I took my parents to the airport this morning. Of course, no matter how reasonable the flight time sounds at the time of booking, by the time you factor in the excessively premature check-in times and the time taken to get to the airport in whatever godforsaken hamlet they are located in, far from their alleged city, you always have to get up early.
Kansai Airport, unusually, is located on a large rectangular artificial island in the middle of Osaka Bay. To get there involves travelling to the coast, then crossing a four kilometre bridge to the island. It’s time consuming and expensive, but it’s still a lot better than, for example, Charleroi “Brussels South” airport, so far from Brussels that it’s practically in France. That’s just as well, because it’s the fifth time in a month that I’ve been to Kansai Airport.
Fortunately, the taxi driver didn’t get lost, the train arrived on time, and check-in went smoothly, so it wasn’t too bad. My parents seemed to get through the security check without being dragged aside for an intrusive search, so it looked as though everything went well. Besides, once you’ve checked your luggage, you can be pretty confident that you’ll be getting on the plane. I hope these upcoming passenger evaluation databases aren’t too effective, though. If they read my website, they might decide that I’m a troublemaker and put me in for the “special” service every time!
As I was going all the way out to the airport, I decided to stop in at Rinku Town (on the landward side of the long bridge) on the way back, and visit some of the outlet shops to pick up some cheap clothes.
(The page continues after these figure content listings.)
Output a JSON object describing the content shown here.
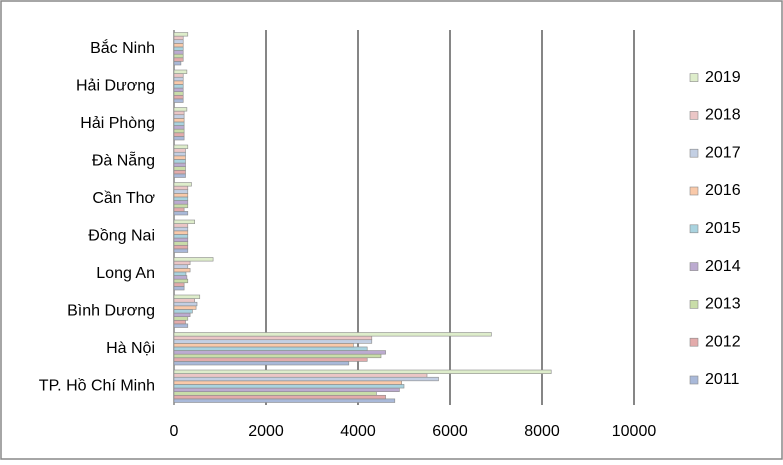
{
  "chart_data": {
    "type": "bar",
    "orientation": "horizontal",
    "categories": [
      "TP. Hồ Chí Minh",
      "Hà Nội",
      "Bình Dương",
      "Long An",
      "Đồng Nai",
      "Cần Thơ",
      "Đà Nẵng",
      "Hải Phòng",
      "Hải Dương",
      "Bắc Ninh"
    ],
    "series": [
      {
        "name": "2011",
        "color": "#a9b9d9",
        "values": [
          4800,
          3800,
          300,
          220,
          300,
          300,
          250,
          220,
          200,
          150
        ]
      },
      {
        "name": "2012",
        "color": "#e3abab",
        "values": [
          4600,
          4200,
          250,
          220,
          300,
          220,
          250,
          220,
          200,
          200
        ]
      },
      {
        "name": "2013",
        "color": "#c9dda9",
        "values": [
          4400,
          4500,
          300,
          300,
          300,
          300,
          250,
          220,
          200,
          200
        ]
      },
      {
        "name": "2014",
        "color": "#bcabd0",
        "values": [
          4900,
          4600,
          350,
          280,
          300,
          300,
          250,
          220,
          200,
          200
        ]
      },
      {
        "name": "2015",
        "color": "#a9d3df",
        "values": [
          5000,
          4200,
          400,
          260,
          300,
          300,
          250,
          220,
          200,
          200
        ]
      },
      {
        "name": "2016",
        "color": "#f9c9a9",
        "values": [
          4950,
          3900,
          480,
          350,
          300,
          300,
          250,
          220,
          200,
          200
        ]
      },
      {
        "name": "2017",
        "color": "#c3cfe3",
        "values": [
          5750,
          4300,
          500,
          300,
          300,
          300,
          250,
          220,
          200,
          200
        ]
      },
      {
        "name": "2018",
        "color": "#ebc6c6",
        "values": [
          5500,
          4300,
          450,
          350,
          300,
          300,
          250,
          220,
          200,
          200
        ]
      },
      {
        "name": "2019",
        "color": "#deedcb",
        "values": [
          8200,
          6900,
          560,
          850,
          450,
          380,
          300,
          280,
          280,
          300
        ]
      }
    ],
    "xlim": [
      0,
      10000
    ],
    "xticks": [
      0,
      2000,
      4000,
      6000,
      8000,
      10000
    ],
    "grid": true,
    "legend": "right"
  }
}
I was looking for some new trousers, and I found a good pair, as it happens.
But the shops didn’t open until 10am, which left me with an hour to kill before then. I sat on the beach eating onigiri (rice balls) from Family Mart (a convenience store) and finishing off the book I was reading. I say beach, and so do they—Marble Beach—but it’s fairly unconvincing as beaches go. The area around Rinku Town is reclaimed/artificially created land—the geometric lines of the coast give that away—and the beach is equally unnatural. It’s covered in white and grey pebbles, which wouldn’t look out of place themselves apart from their colour and the fact that the pebble layer is only one or two pebbles deep. Underneath it is concrete, dirt, earth, or something similar.
And they have loudspeakers along the beachfront which strike up every quarter hour with an exhortation not to litter the area, behave antisocially, kill the other people there, or something like that. The thing is, I couldn’t catch what was being said, because the speakers were so loud that I could hear the speaker two metres away, and the ones a hundred metres away on each side, and the ones a hundred metres beyond those, all delayed by different amounts as the sound travelled from the speakers to my ears. It was incomprehensible, like those tests for deafness where the subjects’ voices are played back delayed to confuse them (the deaf, you see, are not confused). If they would only turn the volume down by about 80%, it would be comprehensible and unobtrusive. Or how about just a discreet sign? Or even—and I’m being really radical here—treat people like responsible individuals who can work these things out for themselves. After all, the antisocial people who do litter are unlikely to be shamed into submission by a recorded announcement, even at 150dB. But this is Japan, so everything has to be loud. I’m convinced that the loudspeaker was the most deleterious invention ever to be introduced here, even worse than concrete or pachinko.